Electric Transmission Project
In April 2015, the Supreme Court of Virginia issued its opinion in the consolidated appeals of the Virginia Commission’s order granting a CPCN for the Skiffes Creek transmission line and related facilities. The Supreme Court of Virginia unanimously affirmed on all but one of the alleged grounds for appeal. The court approved the proposed project including the proposed route for a 500 kV overhead transmission line from Surry Power Station to the Skiffes Creek Switching Station site. The court reversed and remanded the Virginia Commission’s determination in one set of appeals that the Skiffes Creek Switching Station was a transmission line for purposes of statutory exemption from local zoning ordinances. On April 27, 2015, Virginia Power and the Virginia Commission each filed a Notice of Intent to Apply for Rehearing with the Supreme Court of Virginia relating to the ruling on the switching station. This matter is pending.

North Anna
Virginia Power is considering the construction of a third nuclear unit at a site located at North Anna. If Virginia Power decides to build a new unit, it must first receive a COL from the NRC, approval of the Virginia Commission and certain environmental permits and other approvals. The COL is expected in 2016. Virginia Power has not yet committed to building a new nuclear unit at North Anna.

In September 2014, BREDL filed a petition with the NRC again seeking suspension of final decision making in the COL proceeding, along with motions to reopen and file a new contention. BREDL asserted that the NRC must make a safety finding on the feasibility and capacity of geologic disposal of spent fuel prior to the issuance of a license. BREDL also alleged that because these safety findings are no longer made as part of the NRC’s new continued storage rule, such findings must now be made in individual licensing proceedings. In January 2015, BREDL filed another petition asking the NRC to supplement the final environmental impact statement for North Anna 3 to incorporate the NRC’s generic assessment of the impacts of continued spent fuel storage, which would allow BREDL to then challenge that assessment.

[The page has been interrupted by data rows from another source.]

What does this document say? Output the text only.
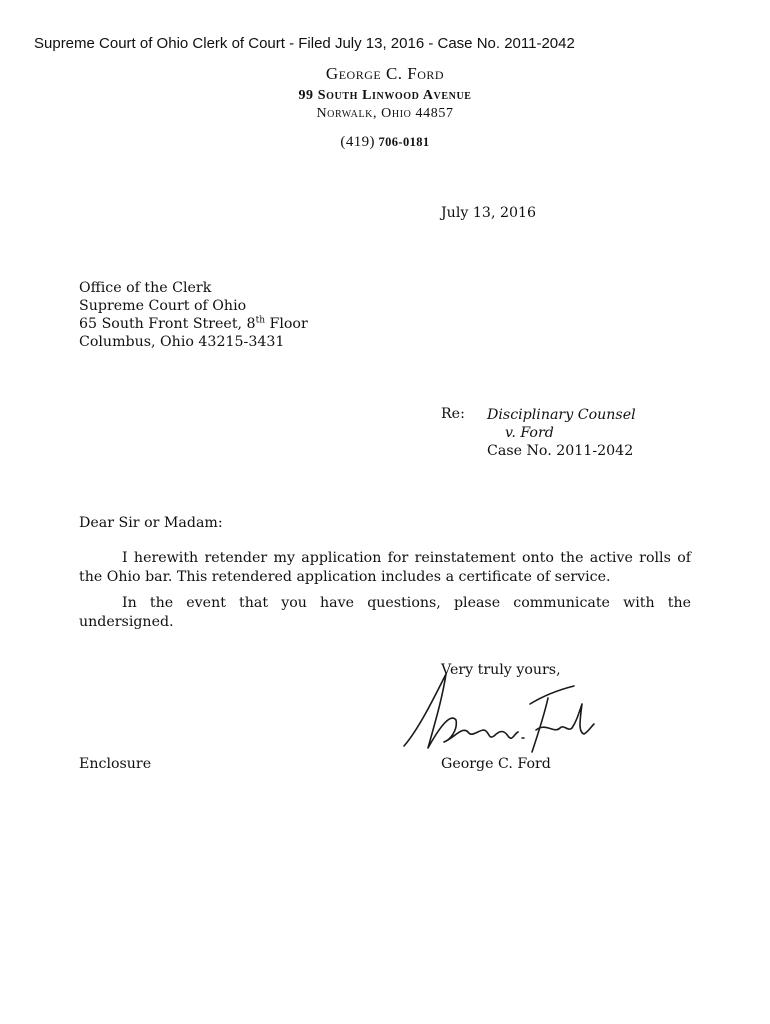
Supreme Court of Ohio Clerk of Court - Filed July 13, 2016 - Case No. 2011-2042
George C. Ford
99 South Linwood Avenue
Norwalk, Ohio 44857
(419) 706-0181
July 13, 2016
Office of the Clerk
Supreme Court of Ohio
65 South Front Street, 8th Floor
Columbus, Ohio 43215-3431
Re: Disciplinary Counsel
v. Ford
Case No. 2011-2042
Dear Sir or Madam:
I herewith retender my application for reinstatement onto the active rolls of the Ohio bar. This retendered application includes a certificate of service.
In the event that you have questions, please communicate with the undersigned.
Very truly yours,
Enclosure	George C. Ford
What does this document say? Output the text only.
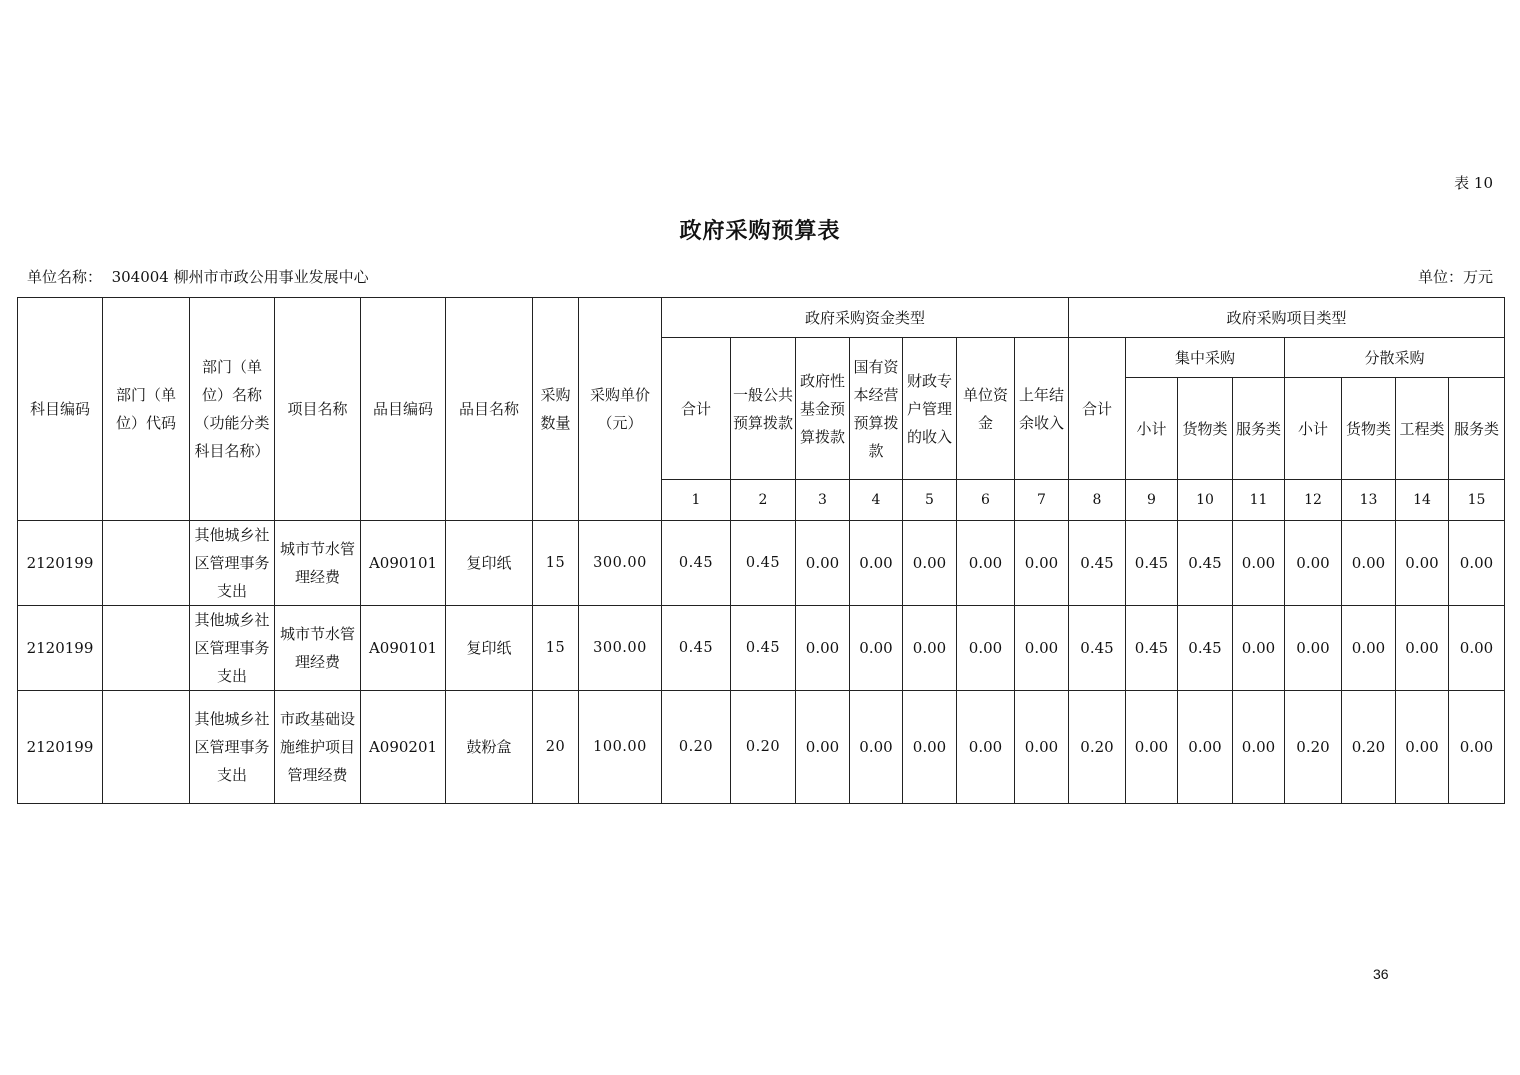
表 10
政府采购预算表
单位名称： 304004 柳州市市政公用事业发展中心	单位：万元
科目编码	部门（单位）代码	部门（单位）名称（功能分类科目名称）	项目名称	品目编码	品目名称	采购数量	采购单价（元）	政府采购资金类型							政府采购项目类型							
								合计	一般公共预算拨款	政府性基金预算拨款	国有资本经营预算拨款	财政专户管理的收入	单位资金	上年结余收入	合计	集中采购			分散采购			
																小计	货物类	服务类	小计	货物类	工程类	服务类
								1	2	3	4	5	6	7	8	9	10	11	12	13	14	15
2120199		其他城乡社区管理事务支出	城市节水管理经费	A090101	复印纸	15	300.00	0.45	0.45	0.00	0.00	0.00	0.00	0.00	0.45	0.45	0.45	0.00	0.00	0.00	0.00	0.00
2120199		其他城乡社区管理事务支出	城市节水管理经费	A090101	复印纸	15	300.00	0.45	0.45	0.00	0.00	0.00	0.00	0.00	0.45	0.45	0.45	0.00	0.00	0.00	0.00	0.00
2120199		其他城乡社区管理事务支出	市政基础设施维护项目管理经费	A090201	鼓粉盒	20	100.00	0.20	0.20	0.00	0.00	0.00	0.00	0.00	0.20	0.00	0.00	0.00	0.20	0.20	0.00	0.00
36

The NRC denied the September 2014 petition and motions filed by BREDL in February 2015 and the January 2015 petition filed by BREDL in April 2015. In April 2015, BREDL filed a new motion and petition seeking to object to the NRC’s reliance on the continued storage rule in licensing proceedings. The BREDL filings are substantially the same as those filed in other COL proceedings in which final environmental impact statements were issued prior to promulgation of the continued storage rule, like North Anna 3. Resolution of these filings is not expected to affect the schedule for issuance of the COL.

Ohio Regulation
PIR Program
In March 2015, East Ohio filed an application with the Ohio Commission requesting approval to extend the PIR program for an additional five years and to increase the annual capital investment, with corresponding increases in the annual rate-increase caps.  In its application, East Ohio proposed that PIR investments for 2016 should fall under the existing authorization and that the new five-year period should include investment through December 31, 2021. East Ohio also proposed that the PIR investment should be increased by $20 million in 2017 and another $20 million in 2018, bringing the total annual investment to $200 million. Thereafter, East Ohio proposed capital investment increases of 3% per year for 2019 through 2021 to mitigate inflation and other cost pressures experienced to date, which will continue into the future. This case is pending.
In February 2015, East Ohio filed an application to adjust the PIR cost recovery for 2014 costs. The filing reflects gross plant investment for 2014 of $155 million, cumulative gross plant investment of $829 million and a revenue requirement of $108 million. This application was approved by the Ohio Commission in April 2015.

AMR Program
In February 2015, East Ohio filed its application with the Ohio Commission to adjust its AMR cost recovery charge to recover costs for calendar year 2014 associated with AMR deployment, which was completed in 2012. The filing reflects a projected revenue requirement of approximately $8 million. This application was approved by the Ohio Commission in April 2015.